Le Dr Lavis est un ardent défenseur du système de santé apprenant (SSA), une approche qui allie la recherche et la prestation de soins en temps réel pour améliorer la santé et l’expérience des patients et des fournisseurs tout en gardant les coûts par habitant raisonnables.
Le cadre pour un système de santé apprenant (voir le graphique ci-dessus) montre les différentes composantes comme des engrenages qui tournent en harmonie pour éclairer et améliorer le système de santé, à la manière des composantes d’un moteur bien monté. L’analyse de données et les connaissances particulières de la population (engrenage 1), la synthèse des données probantes (engrenage 2), la coconception avec les patients, les aidants et les prestataires (engrenage 3), la mise en œuvre et la portée (engrenage 4), et l’évaluation, la rétroaction et l’adaptation rapides (engrenage 5) agissent comme rouages pour améliorer les résultats du système.
Forts du succès des nanocours sur le système de santé apprenant que l’USSO offre aux cliniciens-chercheurs, aux chercheurs, aux citoyens-chercheurs et aux patients partenaires, le Dr Lavis et ses collègues ciblent maintenant un groupe clé : les hauts fonctionnaires du ministère de la Santé et du ministère des Soins de longue durée de l’Ontario. S’inspirant de ces cours populaires offerts plusieurs fois par année, le Dr Lavis et ses collègues en ont conçu une version « pico » de 60 minutes, plus ciblée, pour les décideurs très occupés. Le préfixe « pico » a été choisi pour indiquer que ce nouveau cours est encore plus ciblé que le « nano » cours, même s’il n’est pas 1 000 fois plus petit.

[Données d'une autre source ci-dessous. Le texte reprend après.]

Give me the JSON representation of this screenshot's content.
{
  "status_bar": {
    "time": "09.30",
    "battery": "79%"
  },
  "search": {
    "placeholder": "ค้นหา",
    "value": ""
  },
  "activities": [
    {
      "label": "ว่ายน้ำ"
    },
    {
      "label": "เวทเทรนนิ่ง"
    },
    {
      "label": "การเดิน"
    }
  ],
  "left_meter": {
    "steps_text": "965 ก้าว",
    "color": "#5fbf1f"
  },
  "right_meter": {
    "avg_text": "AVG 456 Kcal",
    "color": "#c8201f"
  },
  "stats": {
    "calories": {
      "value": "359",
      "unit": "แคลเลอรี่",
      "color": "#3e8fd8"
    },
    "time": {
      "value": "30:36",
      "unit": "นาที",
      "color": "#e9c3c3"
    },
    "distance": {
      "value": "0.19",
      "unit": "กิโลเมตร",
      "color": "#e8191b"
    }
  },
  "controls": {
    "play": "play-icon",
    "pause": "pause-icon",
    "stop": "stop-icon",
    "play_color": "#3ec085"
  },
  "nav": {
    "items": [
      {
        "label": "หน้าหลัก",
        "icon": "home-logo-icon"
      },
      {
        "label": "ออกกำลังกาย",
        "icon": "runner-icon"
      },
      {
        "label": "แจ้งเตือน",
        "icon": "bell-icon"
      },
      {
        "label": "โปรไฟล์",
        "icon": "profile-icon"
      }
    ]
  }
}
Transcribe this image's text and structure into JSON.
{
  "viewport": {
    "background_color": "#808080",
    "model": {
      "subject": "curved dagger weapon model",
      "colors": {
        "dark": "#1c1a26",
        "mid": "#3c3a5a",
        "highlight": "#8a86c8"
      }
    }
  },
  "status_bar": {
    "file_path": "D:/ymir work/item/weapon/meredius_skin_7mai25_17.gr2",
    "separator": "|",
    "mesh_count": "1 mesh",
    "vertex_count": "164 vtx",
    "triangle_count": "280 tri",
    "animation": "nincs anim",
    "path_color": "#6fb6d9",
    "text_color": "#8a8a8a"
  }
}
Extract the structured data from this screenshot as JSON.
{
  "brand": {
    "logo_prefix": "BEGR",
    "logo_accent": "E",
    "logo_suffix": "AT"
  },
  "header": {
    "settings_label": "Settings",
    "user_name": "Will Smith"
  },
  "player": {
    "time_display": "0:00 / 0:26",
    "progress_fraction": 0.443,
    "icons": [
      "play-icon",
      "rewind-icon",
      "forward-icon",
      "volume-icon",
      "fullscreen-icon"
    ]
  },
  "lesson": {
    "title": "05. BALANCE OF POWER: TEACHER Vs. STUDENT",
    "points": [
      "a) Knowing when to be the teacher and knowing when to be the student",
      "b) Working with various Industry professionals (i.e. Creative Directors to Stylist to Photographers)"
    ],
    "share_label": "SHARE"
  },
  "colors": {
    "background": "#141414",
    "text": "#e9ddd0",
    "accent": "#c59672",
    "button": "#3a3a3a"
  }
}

« Un système de santé apprenant, ce n’est pas seulement d’excellentes données et analyses. Ce n’est pas que l’engrenage 2 ou 3, qui font intervenir les données probantes d’ailleurs et l’expérience vécue des citoyens. Ce n’est pas non plus qu’une bonne maîtrise des engrenages 4 et 5. C’est la combinaison de tous ces éléments », explique le Dr Lavis, professeur à l’Université McMaster et directeur fondateur du McMaster Health Forum. « Nous tentons d’inclure dans ces cours des exemples pratiques pour les décideurs. Nous parlons de ce que cela représente sur le terrain, de la façon dont les engrenages interagissent, des ressources qu’eux-mêmes et d’autres ont déjà financées et qui peuvent être harmonisées pour soutenir cette approche. »
Avec l’appui de l’USSO, l’équipe de prestation initiale a été maintenue, qui comprend la citoyenne partenaire Maureen Smith et le chef de la recherche, le Dr Robert Reid, chercheur en chef émérite à Partenaires de santé Trillium. L’équipe a aussi été élargie avec l’intégration de la Dre Heather Bullock, qui a occupé des postes de direction dans de nombreux secteurs du système de santé, notamment au Centre de soins de santé mentale Waypoint. Pour piquer la curiosité des participants et rendre le contenu accessible, on commence par des exemples de l’Ontario, puis présente des équipes qui font du travail de SSA qui correspond habituellement à un engrenage ou deux et discute de la façon dont elles pourraient en faire plus en faisant intervenir d’autres engrenages.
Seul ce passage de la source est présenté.